Adeguamento alla legge europea: Abruzzo seconda in Italia

europaL’Abruzzo è la seconda Regione in Italia, seconda solo alla Valle d’Aosta, per quanto riguarda l’adeguamento dell’ordinamento regionale al diritto europeo. Un riconoscimento che testimonia l’attenzione che la Regione dedica alle politiche europee, un risultato centrato grazie al lavoro di interazione svolto tra la Giunta e il Consiglio regionale, attraverso i rispettivi Servizi di competenza”.

Ad affermarlo è il presidente del Consiglio regionale Nazario Pagano, che commenta così uno studio pubblicato dal Sole24Ore.
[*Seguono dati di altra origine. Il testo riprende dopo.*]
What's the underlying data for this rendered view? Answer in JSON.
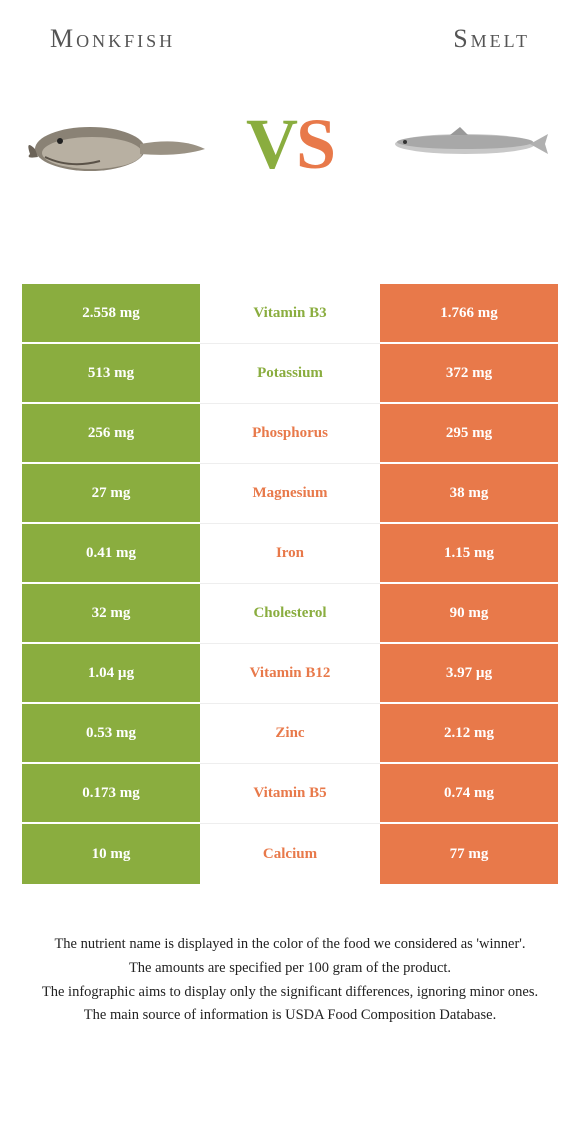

“Uno studio” sottolinea Emiliano Di Matteo, presidente della Sesta Commissione (Politiche europee) “che evidenzia come le sole Regioni che abbiano effettivamente approvato la Legge comunitaria regionale annuale, siano state la Valle d’Aosta (2010 e 2011), l’Abruzzo (2010 e 2011), l’Umbria (2010) e le Marche (2011). Per quanto attiene la fase ascendente del diritto europeo, l’Abruzzo ha partecipato nel 2012 a due importanti consultazioni riguardanti la riforma del regime di esenzione degli Aiuti di Stato nelle quali, tra le altre cose, è stata ribadita la posizione della Regione a non considerare Aiuti di Stato, le misure a compensazione dei danni procurati da calamità naturali. Nel 2013 è in fase di approvazione, da parte del Consiglio regionale, l’elenco delle materie sulle quali la Regione intende partecipare nella definizione degli atti europei”.